企画モノと思うかもしれないが、これなかなか出来がよろしいのね。
まず Robbie Shakespeare の b が意外なほどこの感じにマッチしている。
Bootsy のファンキーなカッティングg も全く違和感が無い。
スクラッチやシンセについては、まあ笑って許してあげよう。
Herbie Hancock の p が途中ちょっとだけ出てくる。え、これだけ?とは思うが、この一瞬のプレイだけでも Herbie の存在感抜群。

Tr.6 Kango
これが本作の中ではイチオシの曲。
Hugh Masekela(tp) が良い仕事をしていて、Manu とのブロー合戦が聞きどころ。
3:06頃から曲調が微妙に変化して、野性的に疾走を始める。

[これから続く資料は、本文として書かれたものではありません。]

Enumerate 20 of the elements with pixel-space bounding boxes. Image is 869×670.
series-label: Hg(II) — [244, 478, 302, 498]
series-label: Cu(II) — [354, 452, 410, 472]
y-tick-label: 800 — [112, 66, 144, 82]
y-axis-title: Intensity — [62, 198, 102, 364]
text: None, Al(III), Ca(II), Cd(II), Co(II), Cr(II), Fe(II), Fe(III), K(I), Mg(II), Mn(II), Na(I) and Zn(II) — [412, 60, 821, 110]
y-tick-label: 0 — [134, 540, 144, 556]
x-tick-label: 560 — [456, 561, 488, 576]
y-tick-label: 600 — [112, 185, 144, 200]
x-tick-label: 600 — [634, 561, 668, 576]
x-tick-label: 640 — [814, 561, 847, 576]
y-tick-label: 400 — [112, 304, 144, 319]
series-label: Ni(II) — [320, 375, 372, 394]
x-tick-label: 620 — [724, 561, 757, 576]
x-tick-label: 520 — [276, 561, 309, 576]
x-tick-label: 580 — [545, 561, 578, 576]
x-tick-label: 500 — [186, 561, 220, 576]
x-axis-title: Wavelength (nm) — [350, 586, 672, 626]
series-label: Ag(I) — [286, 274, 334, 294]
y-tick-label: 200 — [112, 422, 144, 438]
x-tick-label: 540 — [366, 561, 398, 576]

夜のアフリカの都会を疾駆する獣達みたいな情景を想起。
Manu とコーラス隊のコール&レスポンス。「ホンダラホンダ」って聴こえるけど何だろね。
これはライブで聴いてみたかったなあ。

Tr.8 Abelly Sphere
レゲエみたいに後ろにビートが来る、ゆったりして酩酊感がある曲。
バッキングの g が北アフリカらしい踊れる感じ。ちょっと日本の明るい民謡っぽいのね。
Manu の sax ソロ、Didier Lockwood のバイオリンソロ、Paul Personne の g ソロ、最後は Manu の sax とともにフェードアウトで去っていく。このアルバムの終わり方、余韻が残って、なかなか素敵だ。